The optical signal input to the input terminal 22 is sent to the optical isolator 9 via the fiber coupler housed together with the connection section 13. The pumping light emitted from the laser diode 8 is also combined with the optical signal via the fiber coupler and sent to the optical isolator 9. The return light is blocked by the optical isolator 9, and both the optical signal and the pump light are introduced into the doped optical fiber 12. And doped optical fiber
Within 12, the optical signal is amplified. The amplified optical signal and pumping light are demultiplexed by passing through the optical filter 10, and only the signal light is guided from the connection portion 13 to the output terminal 23 and output.

In the figure, 20 is a monitor unit for the input optical signal, and 21 is a monitor unit for the excitation light.

The power supply unit 19 supplies drive power for the laser diode 8 and is electrically connected to the laser diode 8.

In this embodiment, the power supply section storage section 5 is the uppermost layer, the optical component storage section 3 for storing the optical components 11 and the like, which are relatively heat resistant, is the intermediate layer, and the optical fiber storage section 4 is the lowermost layer.

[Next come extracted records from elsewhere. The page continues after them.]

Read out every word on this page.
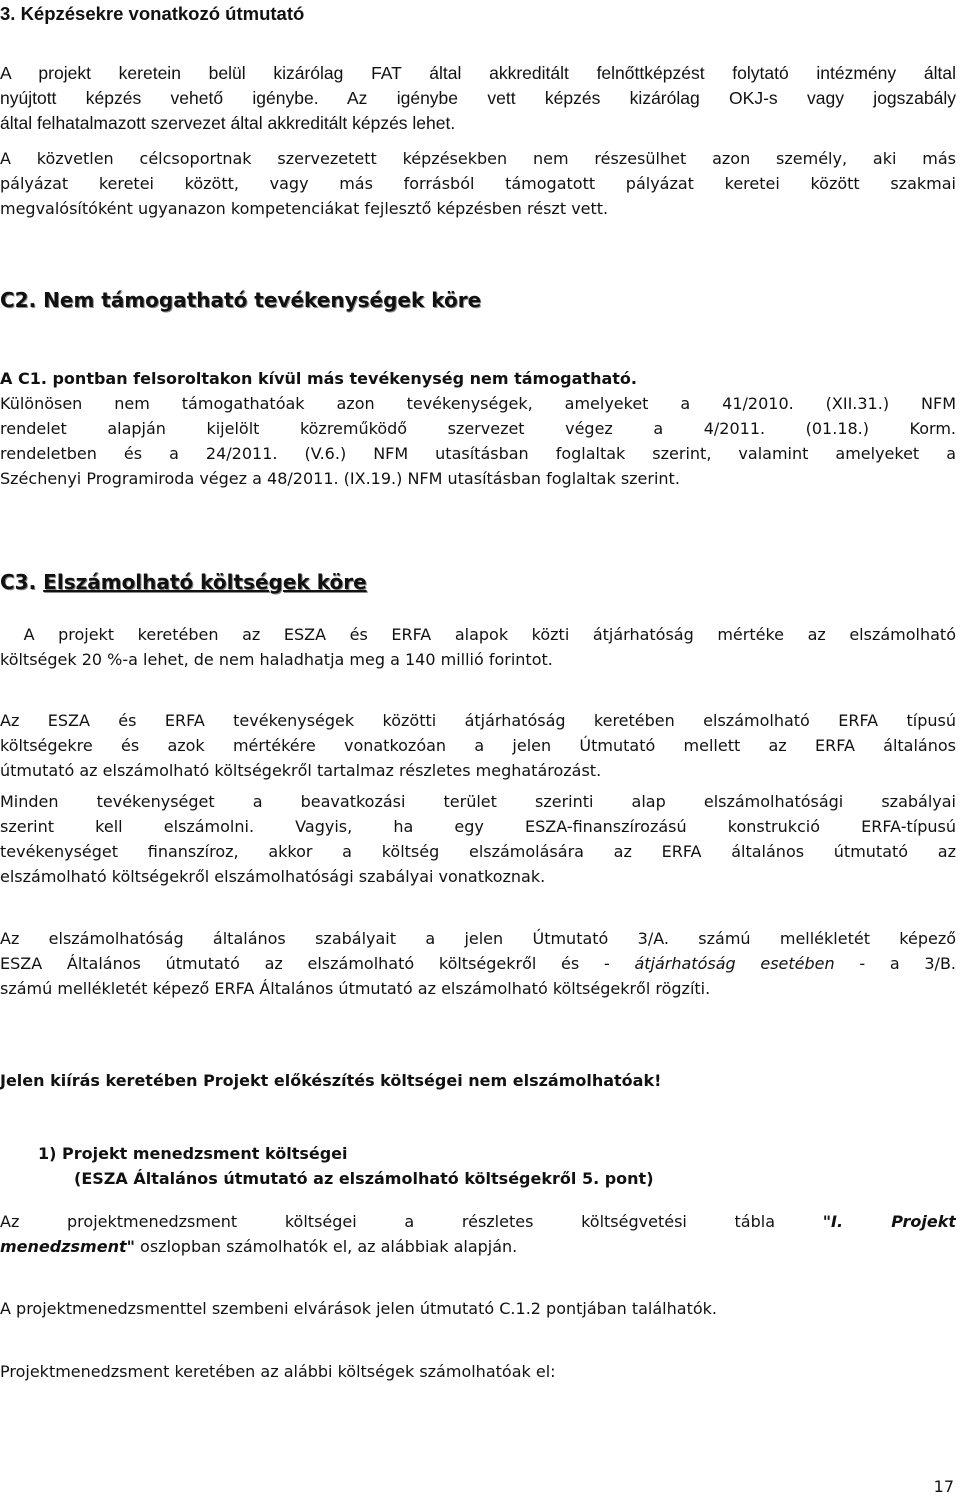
3. Képzésekre vonatkozó útmutató
A projekt keretein belül kizárólag FAT által akkreditált felnőttképzést folytató intézmény által
nyújtott képzés vehető igénybe. Az igénybe vett képzés kizárólag OKJ-s vagy jogszabály
által felhatalmazott szervezet által akkreditált képzés lehet.
A közvetlen célcsoportnak szervezetett képzésekben nem részesülhet azon személy, aki más
pályázat keretei között, vagy más forrásból támogatott pályázat keretei között szakmai
megvalósítóként ugyanazon kompetenciákat fejlesztő képzésben részt vett.
C2. Nem támogatható tevékenységek köre
A C1. pontban felsoroltakon kívül más tevékenység nem támogatható.
Különösen nem támogathatóak azon tevékenységek, amelyeket a 41/2010. (XII.31.) NFM
rendelet alapján kijelölt közreműködő szervezet végez a 4/2011. (01.18.) Korm.
rendeletben és a 24/2011. (V.6.) NFM utasításban foglaltak szerint, valamint amelyeket a
Széchenyi Programiroda végez a 48/2011. (IX.19.) NFM utasításban foglaltak szerint.
C3. Elszámolható költségek köre
A projekt keretében az ESZA és ERFA alapok közti átjárhatóság mértéke az elszámolható
költségek 20 %-a lehet, de nem haladhatja meg a 140 millió forintot.
Az ESZA és ERFA tevékenységek közötti átjárhatóság keretében elszámolható ERFA típusú
költségekre és azok mértékére vonatkozóan a jelen Útmutató mellett az ERFA általános
útmutató az elszámolható költségekről tartalmaz részletes meghatározást.
Minden tevékenységet a beavatkozási terület szerinti alap elszámolhatósági szabályai
szerint kell elszámolni. Vagyis, ha egy ESZA-finanszírozású konstrukció ERFA-típusú
tevékenységet finanszíroz, akkor a költség elszámolására az ERFA általános útmutató az
elszámolható költségekről elszámolhatósági szabályai vonatkoznak.
Az elszámolhatóság általános szabályait a jelen Útmutató 3/A. számú mellékletét képező
ESZA Általános útmutató az elszámolható költségekről és - átjárhatóság esetében - a 3/B.
számú mellékletét képező ERFA Általános útmutató az elszámolható költségekről rögzíti.
Jelen kiírás keretében Projekt előkészítés költségei nem elszámolhatóak!
1) Projekt menedzsment költségei
(ESZA Általános útmutató az elszámolható költségekről 5. pont)
Az projektmenedzsment költségei a részletes költségvetési tábla "I. Projekt
menedzsment" oszlopban számolhatók el, az alábbiak alapján.
A projektmenedzsmenttel szembeni elvárások jelen útmutató C.1.2 pontjában találhatók.
Projektmenedzsment keretében az alábbi költségek számolhatóak el:
17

There is. Therefore, the heat radiated from the power supply unit 19 is easily dissipated from the upper portion of the casing 2, and the other storage units 3,
4 is less likely to be affected by heat. Further, since the optical component storage unit 3 is interposed between the power supply unit storage unit 5 and the optical fiber storage unit 4, the thermal environment is further separated.

In this embodiment, the stacking order is set to enhance the effect, but the stacking order is not limited to this and other stacking orders may be used.

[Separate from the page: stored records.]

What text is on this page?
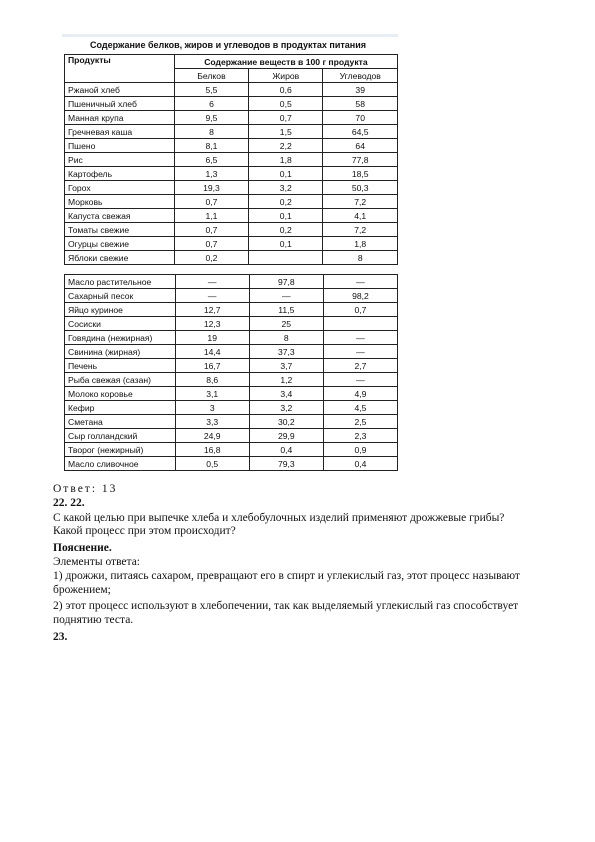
Содержание белков, жиров и углеводов в продуктах питания
Продукты	Содержание веществ в 100 г продукта		
	Белков	Жиров	Углеводов
Ржаной хлеб	5,5	0,6	39
Пшеничный хлеб	6	0,5	58
Манная крупа	9,5	0,7	70
Гречневая каша	8	1,5	64,5
Пшено	8,1	2,2	64
Рис	6,5	1,8	77,8
Картофель	1,3	0,1	18,5
Горох	19,3	3,2	50,3
Морковь	0,7	0,2	7,2
Капуста свежая	1,1	0,1	4,1
Томаты свежие	0,7	0,2	7,2
Огурцы свежие	0,7	0,1	1,8
Яблоки свежие	0,2		8
Масло растительное	—	97,8	—
Сахарный песок	—	—	98,2
Яйцо куриное	12,7	11,5	0,7
Сосиски	12,3	25	
Говядина (нежирная)	19	8	—
Свинина (жирная)	14,4	37,3	—
Печень	16,7	3,7	2,7
Рыба свежая (сазан)	8,6	1,2	—
Молоко коровье	3,1	3,4	4,9
Кефир	3	3,2	4,5
Сметана	3,3	30,2	2,5
Сыр голландский	24,9	29,9	2,3
Творог (нежирный)	16,8	0,4	0,9
Масло сливочное	0,5	79,3	0,4
Ответ: 13
22. 22.
С какой целью при выпечке хлеба и хлебобулочных изделий применяют дрожжевые грибы?
Какой процесс при этом происходит?
Пояснение.
Элементы ответа:
1) дрожжи, питаясь сахаром, превращают его в спирт и углекислый газ, этот процесс называют
брожением;
2) этот процесс используют в хлебопечении, так как выделяемый углекислый газ способствует
поднятию теста.
23.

In addition, in the above-described embodiment, the storage units 3, 4, and 5 are stacked in the vertical direction, but the present invention is not limited to this, and the same effect can be obtained by a multilayer structure in which the storage units are stacked in the horizontal direction.

<Effect of the Invention> According to the present invention, since each of the accommodating portions has a multi-layered structure, the area occupied by the optical fiber amplifier can be reduced. Further, since the multi-layer structure is adopted, the thermal environment of the power source section and the thermal environment of the optical fiber section can be separated.

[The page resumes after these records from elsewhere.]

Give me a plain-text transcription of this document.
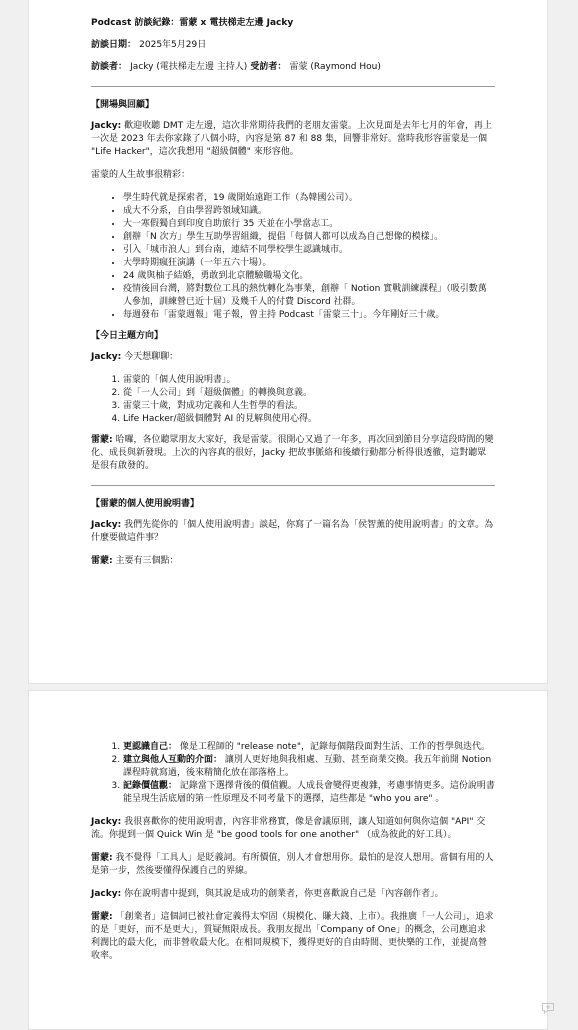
Podcast 訪談紀錄：雷蒙 x 電扶梯走左邊 Jacky

訪談日期： 2025年5月29日

訪談者： Jacky (電扶梯走左邊 主持人) 受訪者： 雷蒙 (Raymond Hou)

【開場與回顧】

Jacky: 歡迎收聽 DMT 走左邊，這次非常期待我們的老朋友雷蒙。上次見面是去年七月的年會，再上一次是 2023 年去你家錄了八個小時，內容是第 87 和 88 集，回響非常好。當時我形容雷蒙是一個 "Life Hacker"，這次我想用 "超級個體" 來形容他。

雷蒙的人生故事很精彩：

• 學生時代就是探索者，19 歲開始遠距工作（為韓國公司）。
• 成大不分系，自由學習跨領域知識。
• 大一寒假獨自到印度自助旅行 35 天並在小學當志工。
• 創辦「N 次方」學生互助學習組織，提倡「每個人都可以成為自己想像的模樣」。
• 引入「城市浪人」到台南，連結不同學校學生認識城市。
• 大學時期瘋狂演講（一年五六十場）。
• 24 歲與柚子結婚，勇敢到北京體驗職場文化。
• 疫情後回台灣，將對數位工具的熱忱轉化為事業，創辦「 Notion 實戰訓練課程」（吸引數萬人參加，訓練營已近十屆）及幾千人的付費 Discord 社群。
• 每週發布「雷蒙週報」電子報，曾主持 Podcast「雷蒙三十」。今年剛好三十歲。

【今日主題方向】

Jacky: 今天想聊聊：

1. 雷蒙的「個人使用說明書」。
2. 從「一人公司」到「超級個體」的轉換與意義。
3. 雷蒙三十歲，對成功定義和人生哲學的看法。
4. Life Hacker/超級個體對 AI 的見解與使用心得。

雷蒙: 哈囉，各位聽眾朋友大家好，我是雷蒙。很開心又過了一年多，再次回到節目分享這段時間的變化、成長與新發現。上次的內容真的很好，Jacky 把故事脈絡和後續行動都分析得很透徹，這對聽眾是很有啟發的。

【雷蒙的個人使用說明書】

Jacky: 我們先從你的「個人使用說明書」談起，你寫了一篇名為「侯智薰的使用說明書」的文章。為什麼要做這件事？

雷蒙: 主要有三個點：

1. 更認識自己： 像是工程師的 "release note"，記錄每個階段面對生活、工作的哲學與迭代。
2. 建立與他人互動的介面： 讓別人更好地與我相處、互動、甚至商業交換。我五年前開 Notion 課程時就寫過，後來精簡化放在部落格上。
3. 記錄價值觀： 記錄當下選擇背後的價值觀。人成長會變得更複雜，考慮事情更多。這份說明書能呈現生活底層的第一性原理及不同考量下的選擇，這些都是 "who you are" 。

Jacky: 我很喜歡你的使用說明書，內容非常務實，像是會議原則，讓人知道如何與你這個 "API" 交流。你提到一個 Quick Win 是 "be good tools for one another" （成為彼此的好工具）。

雷蒙: 我不覺得「工具人」是貶義詞。有所價值，別人才會想用你。最怕的是沒人想用。當個有用的人是第一步，然後要懂得保護自己的界線。

Jacky: 你在說明書中提到，與其說是成功的創業者，你更喜歡說自己是「內容創作者」。

雷蒙: 「創業者」這個詞已被社會定義得太窄固（規模化、賺大錢、上市）。我推廣「一人公司」，追求的是「更好，而不是更大」，質疑無限成長。我朋友提出「Company of One」的概念，公司應追求利潤比的最大化，而非營收最大化。在相同規模下，獲得更好的自由時間、更快樂的工作，並提高營收率。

Therefore, the optical fiber part can be protected from the heat effect of the power supply part, and the size of the optical fiber amplifier can be reduced.

[Brief description of drawings]

FIG. 1 is a sectional view of an embodiment of the present invention, and FIG. 2 is a simplified perspective view showing its optical connection relationship and electrical connection relationship. 1 ... Optical fiber amplifier 3 ... Optical component storage 4 ... Optical fiber storage 5 ... Power supply storage 8 ... Laser diode (excitation light source) 11 ... Optical component 12 ... Doped optical fiber ( Optical fiber)

 ─────────────────────────────────────────────────── ─── Continuation of the front page (72) Minoru Yoshida, 4-3 Ikejiri, Itami City, Itami City, Hyogo Prefecture Mitsubishi Electric Wire Industries Co., Ltd. Itami Works (72) Hiroyuki Tanaka, 4-3 Ikejiri, Itami City, Hyogo Prefecture Mitsubishi Electric Line Industrial Co., Ltd. Itami Works (72) Inventor Toshikazu Gozen 4-3 Ikejiri, Itami City, Hyogo Prefecture Mitsubishi Electric Wire Co., Ltd. Itami Works

Claims (1)

(57) [Scope of utility model registration request] 1. An optical component housing portion for housing an optical component and an excitation light source, and an optical fiber housing portion for housing an optical fiber optically connected to the optical component and the excitation light source.
An optical fiber amplifier, comprising: a power supply unit storage unit that stores a power supply unit that supplies driving power to the excitation light generation source, and these storage units are sequentially stacked.